World Bank says Zambia should stimulate large scale farmers to increase production, as a solution to reduce food security risks.
The bank said incentivising farmers has multiple benefits such as boosting export, contributing to wealth and jobs creation.
“Zambia needs to, alongside supporting poorer farmers, ensure that large-scale commercial farmers using irrigation have incentives to produce for domestic needs and export,” said Ina Ruthenberg, World Bank country manager.
She said enhancing agricultural productivity is ‘essential, but it requires budgeting for more than just subsidised agricultural inputs’.
Ruthenberg told the parliament that the country’s farmer input support programme (FISP) and the Food Reserve Agency (FRA) suffer from high-levels of inefficiency and wastage.
“There are large arrears associated with the FRA and the FISP as the levels of expenditure grew beyond what the government could afford in 2015 and 2016.
The current target of FISP and FRA does not sufficiently support the poor,” said Ruthernberg.

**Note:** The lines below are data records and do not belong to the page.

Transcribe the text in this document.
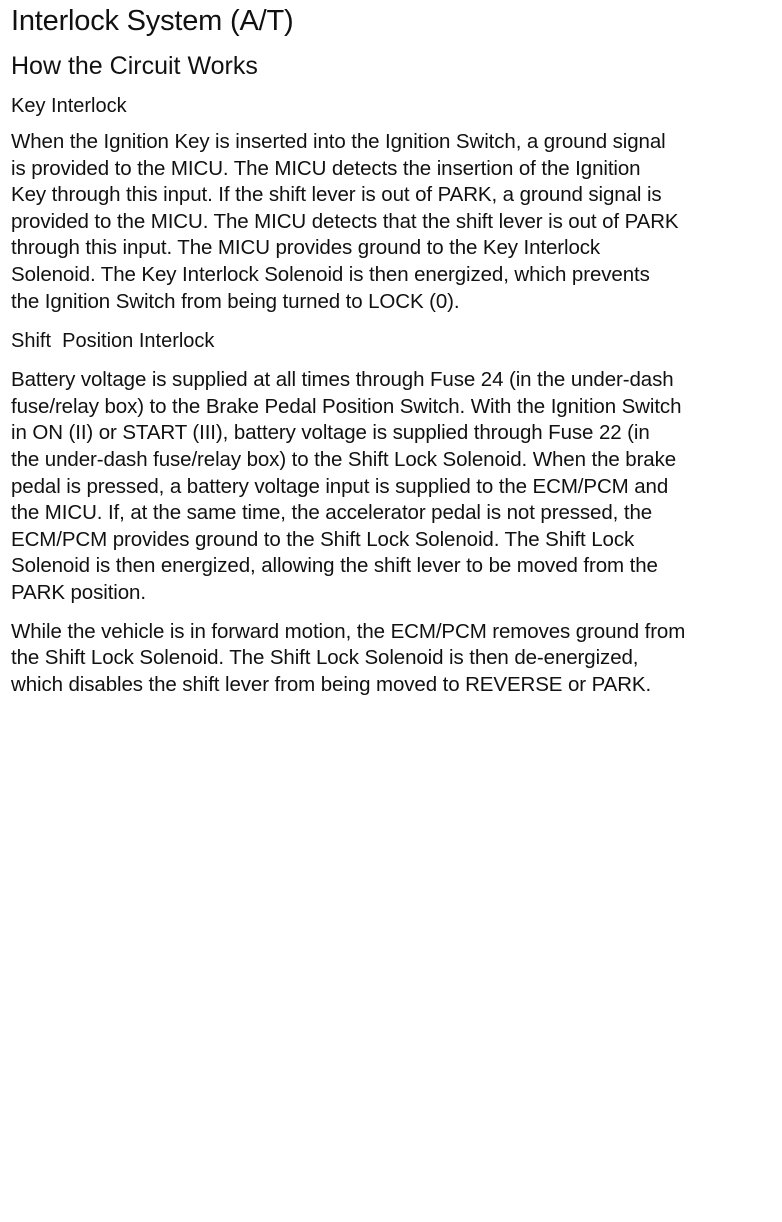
Interlock System (A/T)
How the Circuit Works
Key Interlock

When the Ignition Key is inserted into the Ignition Switch, a ground signal
is provided to the MICU. The MICU detects the insertion of the Ignition
Key through this input. If the shift lever is out of PARK, a ground signal is
provided to the MICU. The MICU detects that the shift lever is out of PARK
through this input. The MICU provides ground to the Key Interlock
Solenoid. The Key Interlock Solenoid is then energized, which prevents
the Ignition Switch from being turned to LOCK (0).

Shift  Position Interlock

Battery voltage is supplied at all times through Fuse 24 (in the under-dash
fuse/relay box) to the Brake Pedal Position Switch. With the Ignition Switch
in ON (II) or START (III), battery voltage is supplied through Fuse 22 (in
the under-dash fuse/relay box) to the Shift Lock Solenoid. When the brake
pedal is pressed, a battery voltage input is supplied to the ECM/PCM and
the MICU. If, at the same time, the accelerator pedal is not pressed, the
ECM/PCM provides ground to the Shift Lock Solenoid. The Shift Lock
Solenoid is then energized, allowing the shift lever to be moved from the
PARK position.

While the vehicle is in forward motion, the ECM/PCM removes ground from
the Shift Lock Solenoid. The Shift Lock Solenoid is then de-energized,
which disables the shift lever from being moved to REVERSE or PARK.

Ruthenberg said government should focus on clearing arrears attributed to the FISP and FRA to help farmers prepare and invest for the next season.
She however applauded that 2017-18 farming season implements for FISP are being provided via an e-voucher system to curb wastage.
“The roll-out needs to be closely monitored so that the inevitable challenges can be overcome, especially in remote areas. Also government should review the FRA mandate and its role in the market,” Ruthenberg said.